Pikiran Rakyat
USD Jual 14.279,00 Beli 14.181,00 | Umumnya cerah, 27.1 ° C

Proses Penentuan Kabinet Harus Transparan

Muhammad Ashari
PRESIDEN Joko Widodo.*/ANTARA
PRESIDEN Joko Widodo.*/ANTARA

JAKARTA, (PR).- Proses penentuan kabinet hendaknya dilakukan secara transparan dan melibatkan publik. Partai politik harus berani dan terang-terangan mau mengumumkan kepada publik figur-figur yang diajukan sebagai calon menteri. 

Koordinator Komite Pemilih Indonesia Jeirry Sumampouw mengatakan, isu kursi Kabinet Joko Widodo-Ma'ruf Amin kembali mencuat seiring pidato Ketua Umum PDI Perjuangan Megawati Soekarnoputri yang menyinggung jatah kursi menteri harus lebih banyak dibandingkan partai koalisi lainnya. 

Di satu sisi, menurut dia, pidato Megawati tidak terlalu mengejutkan. Pasalnya, PDI Perjuangan adalah partai pemenang pemilu dan otomatis memiliki kursi lebih banyak di parlemen dibandingkan dengan partai lainnya. 

Namun demikian, persoalan kursi kabinet bukanlah persoalan partai apa mendapatkan apa, atau partai politik koalisi 02 akan masuk kabinet atau tidak. 

"Pertanyaan-pertanyaan tersebut memang menarik dan penting secara politik. Tapi, bukan di situ soalnya. Ada soal lain yang lebih penting, yang dengan sengaja sering dilupakan atau diabaikan, yaitu siapa saja figur-figur calon menteri yang akan diusulkan oleh partai?" katanya, Sabtu, 10 Agustus 2019.

Selain itu, persoalan figur calon menteri tersebut berasal dari kader partai atau partai mengambil dari kalangan profesional dan akademik juga, menurut dia, penting untuk disimak. Terkait dengan hal ini, Jeirry mengatakan, ada baiknya jika proses mengajukan calon menteri tidak dilakukan melalui "pintu belakang" atau tertutup. 

"Lakukanlah secara terbuka dan transparan. Baik jika publik ikut dilibatkan, agar bisa memberi masukan sehingga orang-orang yang nanti muncul tak membuat publik kaget," tuturnya. 

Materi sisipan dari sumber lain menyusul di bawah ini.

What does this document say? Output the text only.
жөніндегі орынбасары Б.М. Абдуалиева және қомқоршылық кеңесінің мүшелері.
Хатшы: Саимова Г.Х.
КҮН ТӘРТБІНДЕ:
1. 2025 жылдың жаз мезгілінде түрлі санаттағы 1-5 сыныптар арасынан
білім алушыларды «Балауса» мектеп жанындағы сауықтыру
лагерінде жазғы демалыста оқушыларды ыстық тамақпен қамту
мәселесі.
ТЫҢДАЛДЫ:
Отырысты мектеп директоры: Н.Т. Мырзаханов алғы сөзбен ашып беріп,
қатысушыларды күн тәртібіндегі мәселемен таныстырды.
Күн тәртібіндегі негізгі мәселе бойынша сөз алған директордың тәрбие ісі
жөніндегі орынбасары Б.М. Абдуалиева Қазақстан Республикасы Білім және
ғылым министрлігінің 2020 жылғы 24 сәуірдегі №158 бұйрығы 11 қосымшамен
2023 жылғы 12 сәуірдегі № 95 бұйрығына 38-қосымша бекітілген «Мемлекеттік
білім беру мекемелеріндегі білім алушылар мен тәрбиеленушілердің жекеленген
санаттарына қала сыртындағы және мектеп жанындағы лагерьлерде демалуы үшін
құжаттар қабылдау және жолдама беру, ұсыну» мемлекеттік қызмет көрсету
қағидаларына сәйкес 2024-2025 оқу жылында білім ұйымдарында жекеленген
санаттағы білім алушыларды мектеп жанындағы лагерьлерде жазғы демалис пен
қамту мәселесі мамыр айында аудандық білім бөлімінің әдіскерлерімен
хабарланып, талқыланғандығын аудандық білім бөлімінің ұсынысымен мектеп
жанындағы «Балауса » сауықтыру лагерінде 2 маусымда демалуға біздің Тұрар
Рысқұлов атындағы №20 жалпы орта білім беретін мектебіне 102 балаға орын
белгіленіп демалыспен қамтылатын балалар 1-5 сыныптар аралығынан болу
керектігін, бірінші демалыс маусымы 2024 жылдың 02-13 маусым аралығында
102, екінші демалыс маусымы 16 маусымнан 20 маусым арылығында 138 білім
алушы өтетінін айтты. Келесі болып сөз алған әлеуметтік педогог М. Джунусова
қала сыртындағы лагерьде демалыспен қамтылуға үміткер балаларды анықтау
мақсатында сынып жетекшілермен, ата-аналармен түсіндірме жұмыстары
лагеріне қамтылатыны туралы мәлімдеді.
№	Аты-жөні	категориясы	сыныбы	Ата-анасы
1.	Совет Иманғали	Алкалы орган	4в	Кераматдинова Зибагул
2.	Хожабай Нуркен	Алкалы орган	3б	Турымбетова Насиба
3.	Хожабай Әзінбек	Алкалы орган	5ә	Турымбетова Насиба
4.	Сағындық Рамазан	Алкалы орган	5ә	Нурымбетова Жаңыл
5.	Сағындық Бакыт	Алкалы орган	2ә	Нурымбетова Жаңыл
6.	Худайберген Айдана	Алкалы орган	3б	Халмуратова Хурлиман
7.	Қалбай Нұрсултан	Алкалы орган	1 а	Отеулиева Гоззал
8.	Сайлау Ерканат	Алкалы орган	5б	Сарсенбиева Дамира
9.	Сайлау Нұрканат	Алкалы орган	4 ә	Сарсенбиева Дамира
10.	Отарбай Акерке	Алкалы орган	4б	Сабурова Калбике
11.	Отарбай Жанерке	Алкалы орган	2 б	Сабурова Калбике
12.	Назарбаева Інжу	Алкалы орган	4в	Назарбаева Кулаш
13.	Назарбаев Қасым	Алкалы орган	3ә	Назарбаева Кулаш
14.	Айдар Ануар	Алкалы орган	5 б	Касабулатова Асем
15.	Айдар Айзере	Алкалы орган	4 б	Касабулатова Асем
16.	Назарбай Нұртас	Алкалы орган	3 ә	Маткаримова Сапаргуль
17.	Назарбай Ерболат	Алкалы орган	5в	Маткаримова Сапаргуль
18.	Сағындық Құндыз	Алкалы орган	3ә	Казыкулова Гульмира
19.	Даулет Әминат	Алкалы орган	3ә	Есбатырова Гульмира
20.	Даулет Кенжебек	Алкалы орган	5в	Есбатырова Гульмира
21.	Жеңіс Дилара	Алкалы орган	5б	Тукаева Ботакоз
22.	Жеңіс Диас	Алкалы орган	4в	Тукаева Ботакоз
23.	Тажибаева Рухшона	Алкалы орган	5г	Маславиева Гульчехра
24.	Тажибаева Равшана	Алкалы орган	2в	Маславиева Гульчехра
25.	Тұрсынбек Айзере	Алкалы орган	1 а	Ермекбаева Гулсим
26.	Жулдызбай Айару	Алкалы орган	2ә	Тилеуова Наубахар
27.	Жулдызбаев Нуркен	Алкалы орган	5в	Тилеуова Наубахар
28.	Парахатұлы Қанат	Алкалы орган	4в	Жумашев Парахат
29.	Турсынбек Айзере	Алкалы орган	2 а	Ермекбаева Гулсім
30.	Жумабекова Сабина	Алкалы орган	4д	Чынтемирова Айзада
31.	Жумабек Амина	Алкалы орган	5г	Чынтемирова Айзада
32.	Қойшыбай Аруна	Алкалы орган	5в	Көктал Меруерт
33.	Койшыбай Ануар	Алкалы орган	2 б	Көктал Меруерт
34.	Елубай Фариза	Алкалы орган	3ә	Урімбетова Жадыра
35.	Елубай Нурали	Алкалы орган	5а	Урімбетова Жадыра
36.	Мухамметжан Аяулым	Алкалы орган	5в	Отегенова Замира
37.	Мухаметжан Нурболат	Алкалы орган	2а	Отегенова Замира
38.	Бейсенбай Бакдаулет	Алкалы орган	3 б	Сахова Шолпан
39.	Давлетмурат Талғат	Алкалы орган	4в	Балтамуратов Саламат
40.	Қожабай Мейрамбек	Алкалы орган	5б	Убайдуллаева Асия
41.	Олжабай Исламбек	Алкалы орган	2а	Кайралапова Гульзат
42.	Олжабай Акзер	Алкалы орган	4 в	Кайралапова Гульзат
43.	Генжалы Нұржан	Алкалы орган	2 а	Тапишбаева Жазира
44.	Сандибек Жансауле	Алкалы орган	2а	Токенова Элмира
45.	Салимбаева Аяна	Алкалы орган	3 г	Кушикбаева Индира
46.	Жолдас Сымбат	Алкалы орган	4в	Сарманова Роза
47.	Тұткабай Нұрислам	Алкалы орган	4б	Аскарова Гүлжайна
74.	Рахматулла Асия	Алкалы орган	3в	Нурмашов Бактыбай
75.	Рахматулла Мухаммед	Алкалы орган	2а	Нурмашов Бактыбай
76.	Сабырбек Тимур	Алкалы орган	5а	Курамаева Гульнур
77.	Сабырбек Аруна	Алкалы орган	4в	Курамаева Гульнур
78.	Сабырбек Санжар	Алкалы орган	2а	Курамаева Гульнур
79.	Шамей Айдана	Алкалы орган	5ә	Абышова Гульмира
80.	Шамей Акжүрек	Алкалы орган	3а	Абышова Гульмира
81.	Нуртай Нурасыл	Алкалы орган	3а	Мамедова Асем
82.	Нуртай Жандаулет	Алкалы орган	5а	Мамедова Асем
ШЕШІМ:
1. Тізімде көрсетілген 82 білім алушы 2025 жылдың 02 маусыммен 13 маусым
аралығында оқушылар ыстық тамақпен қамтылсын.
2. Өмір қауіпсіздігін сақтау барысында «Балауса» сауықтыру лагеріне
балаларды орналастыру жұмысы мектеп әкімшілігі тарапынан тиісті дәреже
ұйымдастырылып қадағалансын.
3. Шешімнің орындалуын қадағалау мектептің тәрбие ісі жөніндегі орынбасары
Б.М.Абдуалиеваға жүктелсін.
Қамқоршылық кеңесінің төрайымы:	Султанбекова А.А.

Ia menambahkan, ada baiknya bila diusulkan supaya presiden membuka kemungkinan keterlibatan publik dalam memberikan masukan terhadap para figur yang muncul. Meskipun menteri selalu kembali kepada hak prerogatif presiden, ujar Jeirry, namun tidak ada salahnya bila presiden berkehendak untuk melibatkan publik. 

"Bukankah para menteri sebagai pembantu Presiden, pada prinsipnya akan bekerja untuk kepentingan dan kesejahteraan rakyat?" ujarnya. 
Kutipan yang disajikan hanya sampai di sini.